Die innere Steuerung dieses Wesens erfolgt nun keineswegs von einem
übergeordneten Zentrum aus, dem "Ich", das will, das entscheidet und das
handelt, sondern die Herstellung der inneren Einheit der Persönlichkeit und die
Herausbildung eines Willens ist ein komplexer Prozess, in dem die verschiedenen
ererbten Steuerungssysteme reflexartiger, triebhafter, emotionaler und
berechnender Art nicht immer harmonieren.
Jeder kennt das:
--- Mein Herz sagt ja, doch mein Verstand sagt nein,
--- Mir ist nicht wohl bei dieser Entscheidung, aber ich kann nicht sagen
warum.
--- zwei Seelen wohnen ach in meiner Brust usw. usf.

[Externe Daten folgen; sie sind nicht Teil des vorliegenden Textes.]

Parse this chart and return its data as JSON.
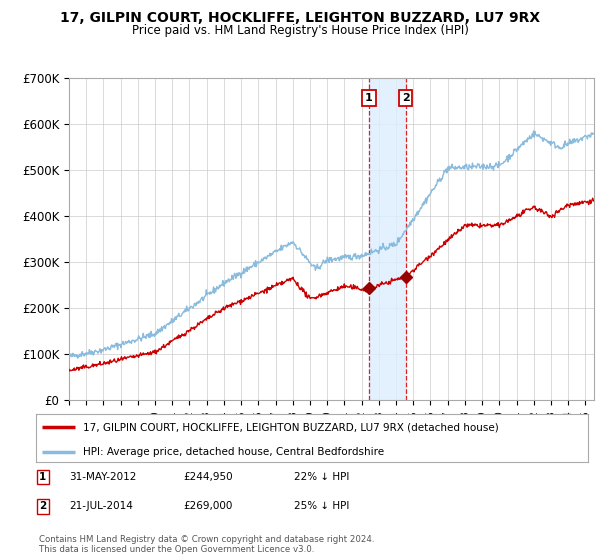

Diese physiologischen Grundlagen unseres Denkens und Handelns sind
Eigenschaften, die wir als "Wesen" haben. Und auch als rechtsfähige Personen
bleiben wir diese Wesen mit diesen Eigenschaften.
Sie konstituieren natürlich noch kein Rechtssubjekt und keine mündige Person,
denn das Gesagte gilt in eingeschränkter Form auch für andere Lebewesen.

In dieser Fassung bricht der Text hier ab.